On July 5, 2018, Square, Inc. (“Square”) announced (paywall) that it had temporarily withdrawn a pending application with the FDIC to obtain deposit insurance for a proposed industrial loan company (“ILC”), in order to strengthen the application before reapplying. The company stated that a parallel application with the Utah Department of Financial Institutions for the ILC charter is still pending.

Although obtaining a federal regulator’s approval on a major bank application is nearly always an iterative process by nature, the announcement is noteworthy in that it comes at a time when numerous fintechs are weighing whether to seek bank charters – and if so, what kind – and at a time when state and federal banking regulators are still exploring the scope of their relationships with the rapidly growing fintech sector.

Student loan servicer Nelnet has an active application to charter an ILC, and either of these companies, if approved, would be the first fintech company to obtain an ILC charter.

At the same time, industry participants have expressed interest in a proposal by the Office of the Comptroller of the Currency (“OCC”) to approve fintechs for a special purpose national bank charter. The OCC is expected to make an announcement regarding the future of that proposal soon. Varo Money submitted an application to charter a full-service national bank in July 2017. The application remains pending.
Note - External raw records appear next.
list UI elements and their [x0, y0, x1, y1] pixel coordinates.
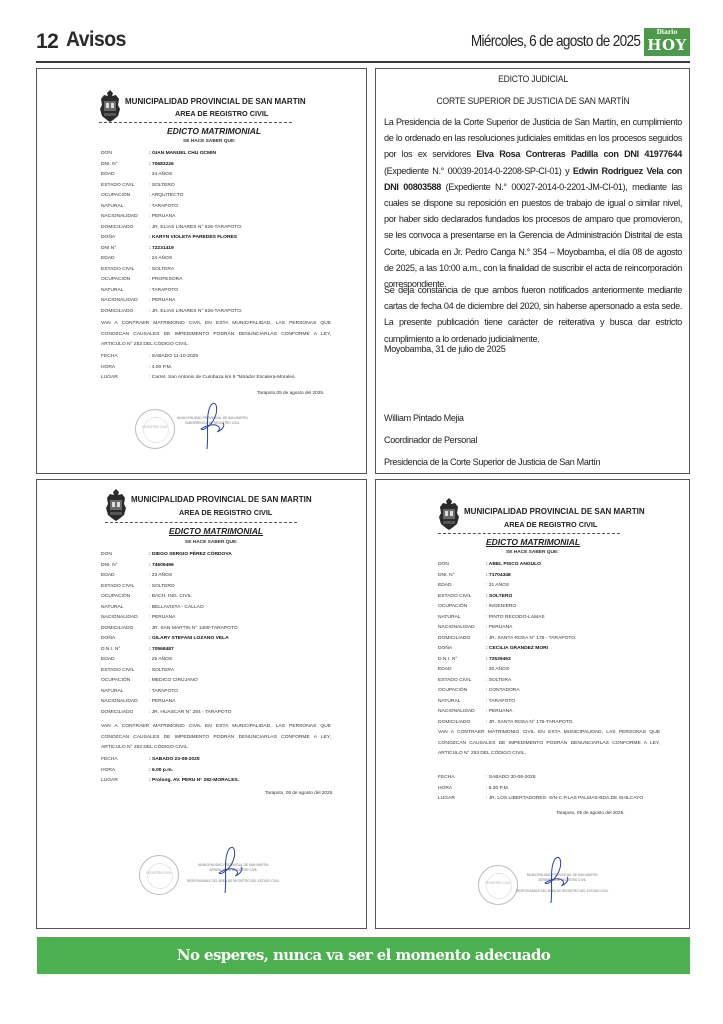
ceremony-details: FECHA: SABADO 11-10-2025HORA: 4.00 P.M.L…	[101, 352, 296, 384]
ceremony-label: FECHA	[101, 755, 149, 766]
footer-banner: No esperes, nunca va ser el momento adec…	[37, 937, 690, 974]
area-name: AREA DE REGISTRO CIVIL	[504, 520, 597, 529]
place-date: Tarapoto, 05 de agosto del 2025.	[556, 810, 625, 815]
detail-label: NATURAL	[101, 202, 149, 213]
detail-label: ESTADO CIVIL	[101, 582, 149, 593]
detail-label: EDAD	[101, 170, 149, 181]
detail-value: : 23 AÑOS	[149, 571, 172, 582]
detail-value: : SOLTERO	[486, 592, 512, 603]
detail-label: EDAD	[101, 254, 149, 265]
detail-row: ESTADO CIVIL: SOLTERA	[101, 265, 242, 276]
municipal-crest-icon	[438, 497, 460, 531]
detail-label: NATURAL	[438, 697, 486, 708]
detail-row: ESTADO CIVIL: SOLTERA	[101, 666, 238, 677]
detail-value: : PERUANA	[149, 613, 175, 624]
detail-row: OCUPACIÓN: MEDICO CIRUJANO	[101, 676, 238, 687]
detail-row: DOMICILIADO: JR. ELIAS LINARES N° 626-TA…	[101, 307, 242, 318]
detail-row: EDAD: 34 AÑOS	[101, 170, 242, 181]
impediment-notice: VAN A CONTRAER MATRIMONIO CIVIL EN ESTA …	[438, 728, 660, 760]
detail-value: : KARYN VIOLETA PAREDES FLORES	[149, 233, 237, 244]
detail-value: : 72231419	[149, 244, 174, 255]
detail-label: DOÑA	[101, 233, 149, 244]
ceremony-value: : 6.30 P.M.	[486, 784, 509, 795]
detail-row: ESTADO CIVIL: SOLTERO	[101, 582, 238, 593]
edicto-title: EDICTO MATRIMONIAL	[167, 126, 261, 136]
ceremony-label: LUGAR	[101, 373, 149, 384]
detail-value: : BACH. ING. CIVIL	[149, 592, 192, 603]
detail-row: ESTADO CIVIL: SOLTERO	[101, 181, 242, 192]
edicto-subtitle: SE HACE SABER QUE:	[506, 550, 559, 555]
municipality-name: MUNICIPALIDAD PROVINCIAL DE SAN MARTIN	[464, 507, 645, 516]
issue-date: Miércoles, 6 de agosto de 2025	[471, 33, 640, 51]
detail-label: D.N.I. N°	[438, 655, 486, 666]
area-name: AREA DE REGISTRO CIVIL	[175, 109, 268, 118]
signer-name: William Pintado Mejia	[384, 413, 464, 423]
ceremony-value: : JR. LOS LIBERTADORES- S/N-C.P.LAS PALM…	[486, 794, 643, 805]
detail-row: NATURAL: TARAPOTO	[101, 202, 242, 213]
signer-organization: Presidencia de la Corte Superior de Just…	[384, 457, 600, 467]
dashed-divider	[105, 522, 297, 523]
edicto-judicial-title: EDICTO JUDICIAL	[399, 74, 667, 85]
ceremony-label: FECHA	[101, 352, 149, 363]
detail-label: DON	[101, 550, 149, 561]
area-name: AREA DE REGISTRO CIVIL	[179, 508, 272, 517]
impediment-notice: VAN A CONTRAER MATRIMONIO CIVIL EN ESTA …	[101, 319, 331, 351]
place-date: Tarapoto, 05 de agosto del 2025.	[265, 790, 334, 795]
detail-row: DNI. N°: 74609496	[101, 561, 238, 572]
page-number: 12	[36, 30, 58, 54]
detail-label: DON	[438, 560, 486, 571]
ceremony-value: : SABADO 30-08-2025	[486, 773, 535, 784]
place-date: Moyobamba, 31 de julio de 2025	[384, 344, 505, 354]
edicto-title: EDICTO MATRIMONIAL	[169, 526, 263, 536]
court-name: CORTE SUPERIOR DE JUSTICIA DE SAN MARTÍN	[399, 96, 667, 107]
detail-row: NATURAL: BELLAVISTA - CALLAO	[101, 603, 238, 614]
detail-label: NATURAL	[101, 603, 149, 614]
ceremony-label: HORA	[438, 784, 486, 795]
detail-row: ESTADO CIVIL: SOLTERO	[438, 592, 576, 603]
detail-row: NATURAL: TARAPOTO	[438, 697, 576, 708]
detail-row: DOMICILIADO: JR. SANTA ROSA N° 176 - TAR…	[438, 634, 576, 645]
detail-label: DOMICILIADO	[101, 307, 149, 318]
section-title: Avisos	[66, 28, 126, 52]
ceremony-row: LUGAR: Carret. San Antonio de Cumbaza km…	[101, 373, 296, 384]
detail-label: DOÑA	[101, 634, 149, 645]
dashed-divider	[99, 122, 292, 123]
detail-row: OCUPACIÓN: CONTADORA	[438, 686, 576, 697]
detail-value: : CONTADORA	[486, 686, 520, 697]
detail-value: : JR. SANTA ROSA N° 176 - TARAPOTO.	[486, 634, 576, 645]
detail-label: EDAD	[101, 655, 149, 666]
detail-value: : SOLTERA	[149, 666, 174, 677]
detail-value: : PERUANA	[149, 697, 175, 708]
detail-label: NACIONALIDAD	[101, 697, 149, 708]
ceremony-details: FECHA: SABADO 30-08-2025HORA: 6.30 P.M.L…	[438, 773, 643, 805]
ceremony-value: : Carret. San Antonio de Cumbaza km 6 "M…	[149, 373, 296, 384]
detail-label: OCUPACIÓN	[438, 686, 486, 697]
detail-label: EDAD	[438, 581, 486, 592]
detail-value: : BELLAVISTA - CALLAO	[149, 603, 204, 614]
detail-label: DOMICILIADO	[438, 718, 486, 729]
detail-value: : 72539463	[486, 655, 511, 666]
ceremony-row: LUGAR: Prolong. AV. PERU N° 282-MORALES.	[101, 776, 239, 787]
detail-label: OCUPACIÓN	[101, 592, 149, 603]
ceremony-row: LUGAR: JR. LOS LIBERTADORES- S/N-C.P.LAS…	[438, 794, 643, 805]
detail-row: NACIONALIDAD: PERUANA	[101, 296, 242, 307]
detail-value: : GILARY STEFANI LOZANO VELA	[149, 634, 229, 645]
detail-row: NACIONALIDAD: PERUANA	[101, 697, 238, 708]
edicto-judicial-paragraph-2: Se deja constancia de que ambos fueron n…	[384, 282, 682, 347]
detail-value: : SOLTERO	[149, 582, 175, 593]
ceremony-value: : SABADO 11-10-2025	[149, 352, 198, 363]
detail-label: NATURAL	[101, 687, 149, 698]
detail-label: ESTADO CIVIL	[438, 676, 486, 687]
ceremony-row: FECHA: SABADO 23-08-2025	[101, 755, 239, 766]
detail-label: EDAD	[101, 571, 149, 582]
detail-value: : TARAPOTO	[486, 697, 515, 708]
detail-row: OCUPACIÓN: BACH. ING. CIVIL	[101, 592, 238, 603]
detail-row: OCUPACIÓN: ARQUITECTO	[101, 191, 242, 202]
detail-row: EDAD: 25 AÑOS	[101, 655, 238, 666]
signer-role: Coordinador de Personal	[384, 435, 477, 445]
detail-label: NACIONALIDAD	[438, 623, 486, 634]
detail-value: : JR. ELIAS LINARES N° 626-TARAPOTO.	[149, 307, 242, 318]
detail-value: : 25 AÑOS	[149, 655, 172, 666]
detail-value: : 30 AÑOS	[486, 665, 509, 676]
detail-row: ESTADO CIVIL: SOLTERA	[438, 676, 576, 687]
municipality-name: MUNICIPALIDAD PROVINCIAL DE SAN MARTIN	[125, 97, 306, 106]
dashed-divider	[438, 533, 620, 534]
detail-label: OCUPACIÓN	[101, 275, 149, 286]
ceremony-label: HORA	[101, 766, 149, 777]
detail-label: DOMICILIADO	[101, 624, 149, 635]
municipal-crest-icon	[105, 488, 127, 522]
detail-label: NATURAL	[101, 286, 149, 297]
detail-label: DOMICILIADO	[101, 223, 149, 234]
seal-text: REGISTRO CIVIL	[140, 871, 178, 875]
seal-text: REGISTRO CIVIL	[479, 881, 517, 885]
diario-hoy-logo: Diario HOY	[644, 28, 690, 56]
ceremony-row: HORA: 4.00 P.M.	[101, 363, 296, 374]
detail-label: DNI. N°	[438, 571, 486, 582]
body-text: (Expediente N.° 00039-2014-0-2208-SP-CI-…	[384, 166, 573, 176]
detail-value: : JR. HUASCAR N° 284 - TARAPOTO	[149, 708, 231, 719]
signature-icon	[541, 855, 571, 905]
header-divider	[36, 61, 690, 63]
detail-label: ESTADO CIVIL	[101, 666, 149, 677]
seal-text: REGISTRO CIVIL	[136, 425, 174, 429]
ceremony-label: FECHA	[438, 773, 486, 784]
detail-value: : 34 AÑOS	[149, 170, 172, 181]
detail-value: : JR. SANTA ROSA N° 176-TARAPOTO.	[486, 718, 574, 729]
ceremony-value: : 6.00 p.m.	[149, 766, 173, 777]
detail-label: D.N.I. N°	[101, 645, 149, 656]
detail-value: : JR. SAN MARTIN N° 1409-TARAPOTO	[149, 624, 238, 635]
applicant-details: DON: ABEL PISCO ANGULODNI. N°: 71704348E…	[438, 560, 576, 728]
edicto-subtitle: SE HACE SABER QUE:	[183, 139, 236, 144]
edicto-title: EDICTO MATRIMONIAL	[486, 537, 580, 547]
municipality-name: MUNICIPALIDAD PROVINCIAL DE SAN MARTIN	[131, 495, 312, 504]
detail-label: DNI. N°	[101, 160, 149, 171]
ceremony-value: : Prolong. AV. PERU N° 282-MORALES.	[149, 776, 239, 787]
registry-seal-icon: REGISTRO CIVIL	[135, 409, 175, 449]
detail-row: NACIONALIDAD: PERUANA	[438, 623, 576, 634]
detail-value: : PERUANA	[149, 296, 175, 307]
detail-row: DOMICILIADO: JR. ELIAS LINARES N° 626-TA…	[101, 223, 242, 234]
applicant-details: DON: DIEGO SERGIO PÉREZ CÓRDOVADNI. N°: …	[101, 550, 238, 718]
body-text: (Expediente N.° 00027-2014-0-2201-JM-CI-…	[384, 182, 682, 289]
impediment-notice: VAN A CONTRAER MATRIMONIO CIVIL EN ESTA …	[101, 722, 331, 754]
detail-row: NATURAL: TARAPOTO	[101, 687, 238, 698]
detail-label: DNI N°	[101, 244, 149, 255]
edicto-matrimonial-1: MUNICIPALIDAD PROVINCIAL DE SAN MARTINAR…	[36, 68, 367, 474]
detail-row: DNI N°: 72231419	[101, 244, 242, 255]
applicant-details: DON: GIAN MANUEL CHU OCMINDNI. N°: 70683…	[101, 149, 242, 317]
detail-value: : MEDICO CIRUJANO	[149, 676, 198, 687]
detail-label: NATURAL	[438, 613, 486, 624]
detail-row: NATURAL: TARAPOTO	[101, 286, 242, 297]
detail-label: OCUPACIÓN	[101, 191, 149, 202]
detail-value: : TARAPOTO	[149, 202, 178, 213]
ceremony-details: FECHA: SABADO 23-08-2025HORA: 6.00 p.m.L…	[101, 755, 239, 787]
detail-label: NACIONALIDAD	[101, 613, 149, 624]
detail-label: DOÑA	[438, 644, 486, 655]
edicto-matrimonial-2: MUNICIPALIDAD PROVINCIAL DE SAN MARTINAR…	[36, 479, 367, 929]
detail-label: EDAD	[438, 665, 486, 676]
detail-row: DON: DIEGO SERGIO PÉREZ CÓRDOVA	[101, 550, 238, 561]
detail-label: ESTADO CIVIL	[101, 265, 149, 276]
detail-value: : 31 AÑOS	[486, 581, 509, 592]
detail-value: : CECILIA GRANDEZ MORI	[486, 644, 548, 655]
ceremony-value: : SABADO 23-08-2025	[149, 755, 200, 766]
detail-value: : GIAN MANUEL CHU OCMIN	[149, 149, 216, 160]
detail-value: : PROFESORA	[149, 275, 182, 286]
detail-value: : PERUANA	[486, 707, 512, 718]
detail-value: : JR. ELIAS LINARES N° 626-TARAPOTO.	[149, 223, 242, 234]
edicto-judicial: EDICTO JUDICIAL CORTE SUPERIOR DE JUSTIC…	[375, 68, 690, 474]
detail-value: : TARAPOTO	[149, 286, 178, 297]
detail-label: ESTADO CIVIL	[101, 181, 149, 192]
detail-label: DNI. N°	[101, 561, 149, 572]
detail-label: NACIONALIDAD	[438, 707, 486, 718]
detail-row: DOÑA: KARYN VIOLETA PAREDES FLORES	[101, 233, 242, 244]
detail-value: : 70568487	[149, 645, 174, 656]
detail-label: NACIONALIDAD	[101, 212, 149, 223]
logo-big-text: HOY	[644, 37, 690, 54]
detail-row: D.N.I. N°: 70568487	[101, 645, 238, 656]
detail-row: DOMICILIADO: JR. SAN MARTIN N° 1409-TARA…	[101, 624, 238, 635]
detail-value: : 24 AÑOS	[149, 254, 172, 265]
place-date: Tarapoto,05 de agosto del 2025.	[257, 390, 324, 395]
detail-row: DNI. N°: 71704348	[438, 571, 576, 582]
edicto-matrimonial-3: MUNICIPALIDAD PROVINCIAL DE SAN MARTINAR…	[375, 479, 690, 929]
detail-value: : ARQUITECTO	[149, 191, 183, 202]
detail-row: EDAD: 30 AÑOS	[438, 665, 576, 676]
detail-value: : PERUANA	[149, 212, 175, 223]
detail-value: : 70683226	[149, 160, 174, 171]
detail-label: OCUPACIÓN	[438, 602, 486, 613]
signature-icon	[197, 401, 227, 451]
detail-label: DOMICILIADO	[438, 634, 486, 645]
ceremony-label: LUGAR	[438, 794, 486, 805]
detail-row: NATURAL: PINTO RECODO-LAMAS	[438, 613, 576, 624]
detail-value: : DIEGO SERGIO PÉREZ CÓRDOVA	[149, 550, 232, 561]
detail-row: DNI. N°: 70683226	[101, 160, 242, 171]
detail-value: : 71704348	[486, 571, 511, 582]
detail-row: OCUPACIÓN: PROFESORA	[101, 275, 242, 286]
ceremony-value: : 4.00 P.M.	[149, 363, 172, 374]
municipal-crest-icon	[99, 89, 121, 123]
detail-row: NACIONALIDAD: PERUANA	[438, 707, 576, 718]
detail-value: : PINTO RECODO-LAMAS	[486, 613, 545, 624]
detail-row: DOMICILIADO: JR. HUASCAR N° 284 - TARAPO…	[101, 708, 238, 719]
detail-row: NACIONALIDAD: PERUANA	[101, 613, 238, 624]
ceremony-label: LUGAR	[101, 776, 149, 787]
detail-row: DOÑA: CECILIA GRANDEZ MORI	[438, 644, 576, 655]
detail-label: DOMICILIADO	[101, 708, 149, 719]
detail-value: : SOLTERA	[486, 676, 511, 687]
edicto-judicial-paragraph-1: La Presidencia de la Corte Superior de J…	[384, 114, 682, 292]
ceremony-row: FECHA: SABADO 30-08-2025	[438, 773, 643, 784]
detail-value: : PERUANA	[486, 623, 512, 634]
registry-seal-icon: REGISTRO CIVIL	[478, 865, 518, 905]
registry-seal-icon: REGISTRO CIVIL	[139, 855, 179, 895]
ceremony-row: FECHA: SABADO 11-10-2025	[101, 352, 296, 363]
detail-value: : 74609496	[149, 561, 174, 572]
ceremony-row: HORA: 6.00 p.m.	[101, 766, 239, 777]
detail-label: DON	[101, 149, 149, 160]
detail-value: : TARAPOTO	[149, 687, 178, 698]
detail-row: D.N.I. N°: 72539463	[438, 655, 576, 666]
detail-value: : SOLTERA	[149, 265, 174, 276]
detail-row: EDAD: 24 AÑOS	[101, 254, 242, 265]
detail-row: DON: GIAN MANUEL CHU OCMIN	[101, 149, 242, 160]
detail-row: DON: ABEL PISCO ANGULO	[438, 560, 576, 571]
detail-row: DOMICILIADO: JR. SANTA ROSA N° 176-TARAP…	[438, 718, 576, 729]
detail-row: OCUPACIÓN: INGENIERO	[438, 602, 576, 613]
detail-row: DOÑA: GILARY STEFANI LOZANO VELA	[101, 634, 238, 645]
detail-row: NACIONALIDAD: PERUANA	[101, 212, 242, 223]
detail-row: EDAD: 23 AÑOS	[101, 571, 238, 582]
detail-label: ESTADO CIVIL	[438, 592, 486, 603]
ceremony-row: HORA: 6.30 P.M.	[438, 784, 643, 795]
page-header: 12 Avisos Miércoles, 6 de agosto de 2025…	[36, 28, 690, 58]
signature-icon	[215, 845, 245, 895]
detail-value: : SOLTERO	[149, 181, 175, 192]
detail-value: : ABEL PISCO ANGULO	[486, 560, 541, 571]
detail-label: OCUPACIÓN	[101, 676, 149, 687]
ceremony-label: HORA	[101, 363, 149, 374]
detail-row: EDAD: 31 AÑOS	[438, 581, 576, 592]
detail-value: : INGENIERO	[486, 602, 516, 613]
detail-label: NACIONALIDAD	[101, 296, 149, 307]
edicto-subtitle: SE HACE SABER QUE:	[185, 540, 238, 545]
highlighted-text: Elva Rosa Contreras Padilla con DNI 4197…	[476, 149, 682, 159]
Accordingly, a fintech has yet to obtain a national bank charter.

The answer to whether a fintech company will succeed in chartering an ILC or a national bank may set off a domino effect in the industry, as an approval would create a template for other companies to follow and eliminate a set of associated “first-mover” costs.

As a result, developments in efforts by companies like Square may provide valuable insight for how the FDIC will, in the future, assess fintech applications related to chartering an ILC and certain fintech applications related to chartering a national bank.